Inflexion sécuritaire

Après avoir reçu les dirigeants des principaux partis, y compris du FN, M. Hollande a donné à son discours de Versailles une nette inflexion sécuritaire en reprenant des propositions de la droite, comme la déchéance de nationalité pour faits de terrorisme. Pour le président, ce ralliement est le prix à payer pour l’adoption par une majorité des 3/5es d’une révision de la Constitution pour intégrer l’état d’urgence. Si le durcissement du discours sécuritaire a ouvert une nouvelle bataille au sein du Parti socialiste (PS), les sondages montrent que ce durcissement est désormais soutenu par une très large majorité de l’opinion, gauche et droite confondues.
C’est aussi au nom de « l’unité nationale » que M. Hollande a annoncé, le 31 décembre, des mesures en faveur de la formation des chômeurs et de l’apprentissage pour lutter contre un chômage qu’il n’est toujours pas parvenu à enrayer. À droite, la montée du FN aidant, plusieurs dirigeants du parti Les Républicains (LR) ont également plaidé pour un dépassement des clivages partisans traditionnels sur des sujets comme l’emploi.
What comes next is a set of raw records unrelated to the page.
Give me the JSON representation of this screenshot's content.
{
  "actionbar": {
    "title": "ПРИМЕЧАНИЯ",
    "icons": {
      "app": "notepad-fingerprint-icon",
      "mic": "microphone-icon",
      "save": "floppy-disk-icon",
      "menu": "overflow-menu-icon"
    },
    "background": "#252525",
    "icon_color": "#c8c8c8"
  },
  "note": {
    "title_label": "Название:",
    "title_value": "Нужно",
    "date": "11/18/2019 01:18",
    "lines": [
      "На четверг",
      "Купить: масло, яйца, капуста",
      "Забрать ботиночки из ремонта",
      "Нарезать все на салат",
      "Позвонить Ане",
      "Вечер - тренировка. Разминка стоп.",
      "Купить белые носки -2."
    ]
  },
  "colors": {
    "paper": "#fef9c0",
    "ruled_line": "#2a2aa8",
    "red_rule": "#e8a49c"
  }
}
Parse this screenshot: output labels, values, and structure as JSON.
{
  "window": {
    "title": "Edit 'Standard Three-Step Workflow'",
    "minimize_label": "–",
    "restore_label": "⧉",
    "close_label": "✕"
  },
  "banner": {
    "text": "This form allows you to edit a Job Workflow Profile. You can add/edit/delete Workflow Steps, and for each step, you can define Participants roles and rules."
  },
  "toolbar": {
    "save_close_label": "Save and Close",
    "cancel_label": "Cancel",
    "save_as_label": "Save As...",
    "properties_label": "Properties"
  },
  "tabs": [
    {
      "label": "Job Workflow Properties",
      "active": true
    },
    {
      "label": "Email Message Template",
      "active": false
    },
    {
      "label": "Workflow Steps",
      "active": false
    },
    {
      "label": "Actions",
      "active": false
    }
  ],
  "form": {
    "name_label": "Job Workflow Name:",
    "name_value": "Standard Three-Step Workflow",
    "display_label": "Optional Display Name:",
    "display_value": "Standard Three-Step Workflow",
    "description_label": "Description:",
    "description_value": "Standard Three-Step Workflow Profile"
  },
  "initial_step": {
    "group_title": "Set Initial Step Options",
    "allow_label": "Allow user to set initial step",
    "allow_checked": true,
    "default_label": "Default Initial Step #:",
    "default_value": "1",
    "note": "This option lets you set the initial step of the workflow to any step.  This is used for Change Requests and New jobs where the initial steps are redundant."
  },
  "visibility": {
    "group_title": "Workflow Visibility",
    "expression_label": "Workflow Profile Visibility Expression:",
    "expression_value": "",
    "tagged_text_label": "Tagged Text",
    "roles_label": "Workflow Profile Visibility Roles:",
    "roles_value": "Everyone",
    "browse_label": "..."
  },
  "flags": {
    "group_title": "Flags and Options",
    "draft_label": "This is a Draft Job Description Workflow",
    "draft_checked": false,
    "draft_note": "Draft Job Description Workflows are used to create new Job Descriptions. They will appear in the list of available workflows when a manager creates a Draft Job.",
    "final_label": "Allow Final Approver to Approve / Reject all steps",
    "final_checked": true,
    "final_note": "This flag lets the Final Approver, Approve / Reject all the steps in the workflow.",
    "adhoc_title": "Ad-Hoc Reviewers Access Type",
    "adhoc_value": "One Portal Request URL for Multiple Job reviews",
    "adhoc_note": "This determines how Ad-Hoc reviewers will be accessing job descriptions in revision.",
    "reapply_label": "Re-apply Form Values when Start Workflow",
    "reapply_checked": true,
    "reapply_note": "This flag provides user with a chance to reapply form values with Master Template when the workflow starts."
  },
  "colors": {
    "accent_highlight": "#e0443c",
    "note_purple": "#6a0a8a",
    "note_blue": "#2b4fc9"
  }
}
Ce discours se heurte cependant, dans les deux camps, à la résistance des tenants d’un clivage droite/gauche pur et dur, comme le président de LR et ex-chef de l’État, Nicolas Sarkozy, déterminé à reconquérir l’Élysée en 2017. Le principal rival de M. Sarkozy pour la primaire de LR, Alain Juppé, qui semblait jusqu’ici pouvoir incarner à droite l’aspiration à l’unité nationale des Français, a lui-même durci son discours contre le gouvernement et sur la sécurité.
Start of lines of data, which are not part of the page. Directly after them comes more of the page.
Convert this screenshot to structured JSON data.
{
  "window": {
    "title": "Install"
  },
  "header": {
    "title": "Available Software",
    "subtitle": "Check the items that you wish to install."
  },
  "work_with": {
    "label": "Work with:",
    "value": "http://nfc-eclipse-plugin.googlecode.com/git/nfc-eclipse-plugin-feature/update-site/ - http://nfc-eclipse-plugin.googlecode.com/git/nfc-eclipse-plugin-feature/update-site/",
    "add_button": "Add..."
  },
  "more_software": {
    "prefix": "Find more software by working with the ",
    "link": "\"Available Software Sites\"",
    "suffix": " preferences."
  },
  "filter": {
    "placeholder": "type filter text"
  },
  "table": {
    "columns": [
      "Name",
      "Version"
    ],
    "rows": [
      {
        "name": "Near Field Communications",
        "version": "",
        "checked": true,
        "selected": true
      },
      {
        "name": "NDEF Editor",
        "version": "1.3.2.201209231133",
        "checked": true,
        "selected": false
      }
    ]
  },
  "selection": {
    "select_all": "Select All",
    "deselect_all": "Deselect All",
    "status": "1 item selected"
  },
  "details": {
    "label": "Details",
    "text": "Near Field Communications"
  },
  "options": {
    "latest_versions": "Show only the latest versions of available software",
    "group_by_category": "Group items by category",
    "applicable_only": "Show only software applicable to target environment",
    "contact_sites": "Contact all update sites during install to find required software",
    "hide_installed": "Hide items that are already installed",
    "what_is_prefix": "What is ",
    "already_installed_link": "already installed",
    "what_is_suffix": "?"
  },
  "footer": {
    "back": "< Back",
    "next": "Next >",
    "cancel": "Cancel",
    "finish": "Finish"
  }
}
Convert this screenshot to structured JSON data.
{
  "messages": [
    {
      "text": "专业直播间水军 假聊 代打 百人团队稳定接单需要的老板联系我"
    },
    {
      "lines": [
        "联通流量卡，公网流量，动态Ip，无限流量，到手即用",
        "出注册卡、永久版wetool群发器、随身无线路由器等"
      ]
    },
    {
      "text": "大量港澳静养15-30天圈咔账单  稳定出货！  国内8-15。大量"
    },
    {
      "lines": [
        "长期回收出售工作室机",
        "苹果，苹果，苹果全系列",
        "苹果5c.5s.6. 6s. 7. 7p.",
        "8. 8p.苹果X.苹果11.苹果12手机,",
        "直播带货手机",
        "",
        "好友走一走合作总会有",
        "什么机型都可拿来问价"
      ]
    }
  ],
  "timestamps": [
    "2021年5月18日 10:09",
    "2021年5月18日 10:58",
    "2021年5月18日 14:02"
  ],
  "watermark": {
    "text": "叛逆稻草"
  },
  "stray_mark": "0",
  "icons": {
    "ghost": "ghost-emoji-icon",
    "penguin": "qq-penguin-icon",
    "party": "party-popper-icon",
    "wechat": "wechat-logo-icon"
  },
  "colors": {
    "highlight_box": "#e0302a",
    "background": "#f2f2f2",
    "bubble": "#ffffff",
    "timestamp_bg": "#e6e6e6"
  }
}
« Ça va être l’enjeu de 2016… Est-ce qu’une perspective d’unité nationale s’affirme et s’incarne politiquement ou est-ce qu’on revient à un clivage classique ? » souligne M. Caresche.
Pour le politologue Thomas Guénolé, cependant, cette recomposition relève du « fantasme d’éditorialiste ». « Les enquêtes d’opinion montrent que la majorité de la population française veut l’union nationale, mais qu’elle est composée de sous-groupes qui se détestent de plus en plus les uns les autres », explique-t-il. Pour le dirigeant de l’institut Ipsos, Brice Teinturier, les régionales de décembre, perdues par le PS mais pas vraiment gagnées par la droite et marquées par la montée du FN, ont démontré la persistance de fractures sociales profondes. « Plusieurs France s’entrechoquent, explique-t-il. Celle des grandes métropoles qui se projettent vers l’avenir, celle qui se désindustrialise et a l’impression d’être broyée par la mondialisation, et une France indifférente, urbaine, des banlieues, qui se sent oubliée de la République. »

Ces fractures socio-économiques se doublent d’une crispation sur la question de la religion, particulièrement de l’islam, alors que cinq à six millions de Français sont musulmans. Le basculement de jeunes Français dans le jihadisme et les attentats de 2015 ont également été, une fois de plus, l’occasion d’une remise en cause du modèle français d’intégration.
Mais pour le président de SOS Racisme, Dominique Sopo, le problème reste entier et aurait même empiré. M. Sopo déplore que les dirigeants français aient adopté une posture morale consistant « à dire qu’il y a une partie de la population à rééduquer », plutôt que d’affronter les défis économiques et sociaux de l’intégration.